High performance and alleviated hot-spot problem in processor frontend with enhanced instruction fetch bandwidth utilization
2006 IEEE International Performance Computing and Communications Conference (2006)
Phoenix, AZ, USA
Apr. 10, 2006 to Apr. 12, 2006
DOI Bookmark: http://doi.ieeecomputersociety.org/10.1109/.2006.1629391
P. Rajamani , Dept. of Electr. Eng., Texas Univ., Dallas, TX, USA
J.P. Shah , Dept. of Electr. Eng., Texas Univ., Dallas, TX, USA
Current day wide-issue processors require the fetch engine in the frontend to continuously supply instructions to the issue queue in the backend to extract maximum possible amount of instruction level parallelism (ILP). Further, due to the continuous access of level-1 instruction cache (IL1) for fetching instructions, the power dissipation due to switching activity in IL1 is overwhelmingly high and continuous, and hence IL1 is one of the prominent hot-spots on the chip. In this paper, we alleviate the effect of control dependencies whenever a branch instruction forms a small loop. We use replicator architecture, a novel mechanism to supply twice the number of loop instructions in the same cycle, leading to a faster supply of instructions to the backend. This leads to an improvement in processor throughput in terms of instructions committed per cycle (IPC) due to extraction of higher ILP. Further, the mechanism results in a significant reduction in the total number of IL1 accesses. Implementation of the proposed technique in an 8-wide out-of-order issue processor results in a 19% improvement in IPC, and a 8.5% reduction in overall energy consumption on average, for various processor evaluation benchmark programs. Further, an enhanced Replicator mechanism results in larger reduction in IL1 accesses, leading to a 16% reduction in the overall energy consumed. The enhanced architecture removes the continuity in the access to the IL1 by feeding the instructions to the backend all by itself whenever a loop occurs. This gives a break to switching activity in IL1 and hence mitigates the hot-spot problem in the frontend of the processor.

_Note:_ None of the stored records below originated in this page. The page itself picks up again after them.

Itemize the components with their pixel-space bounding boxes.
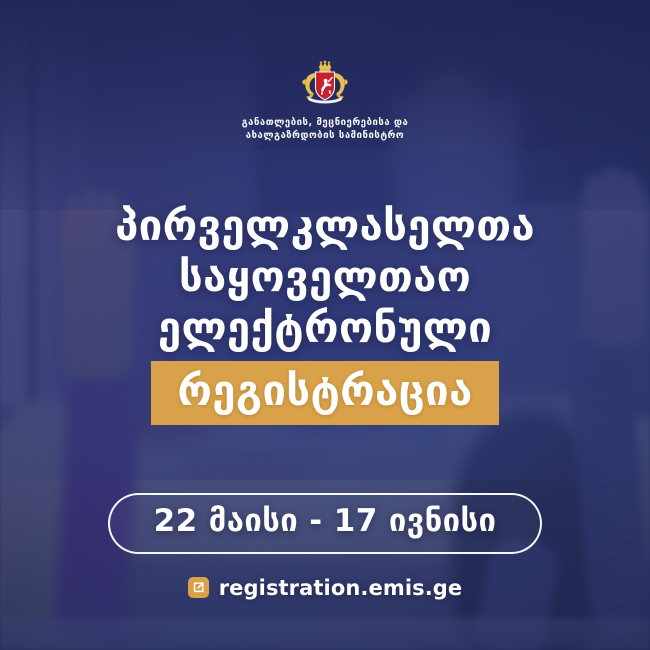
- ministry-line-1: განათლების, მეცნიერებისა და: [242, 116, 409, 129]
- poster-header: განათლების, მეცნიერებისა და ახალგაზრდობი…: [242, 60, 409, 143]
- registration-highlight-badge: რეგისტრაცია: [151, 361, 498, 425]
- poster-headline: პირველკლასელთა საყოველთაო ელექტრონული: [115, 200, 535, 353]
- headline-line-1: პირველკლასელთა: [115, 200, 535, 251]
- website-link-row[interactable]: registration.emis.ge: [188, 576, 463, 600]
- date-range-pill: 22 მაისი - 17 ივნისი: [108, 493, 543, 554]
- ministry-line-2: ახალგაზრდობის სამინისტრო: [242, 129, 409, 142]
- highlight-wrapper: რეგისტრაცია: [151, 361, 498, 425]
- external-link-icon[interactable]: [188, 577, 209, 598]
- headline-line-3: ელექტრონული: [115, 302, 535, 353]
- ministry-name: განათლების, მეცნიერებისა და ახალგაზრდობი…: [242, 116, 409, 143]
- website-url-text[interactable]: registration.emis.ge: [219, 576, 463, 600]
- georgian-coat-of-arms-icon: [299, 60, 351, 108]
- registration-poster: განათლების, მეცნიერებისა და ახალგაზრდობი…: [0, 0, 650, 650]
- headline-line-2: საყოველთაო: [115, 251, 535, 302]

bandwidth utilization, fetch engine, frontend processor, backend queue, instruction level parallelism, ILP, level-1 instruction cache, IL1, switching activity, branch instruction, replicator architecture, energy consumption, processor evaluation, benchmark program, hot-spot problem
P. Rajamani, J. Shah, V. Sankaranarayanan and R. Sangireddy, "High performance and alleviated hot-spot problem in processor frontend with enhanced instruction fetch bandwidth utilization," 2006 IEEE International Performance Computing and Communications Conference(PCC), Phoenix, AZ, USA, 2006, pp. 13.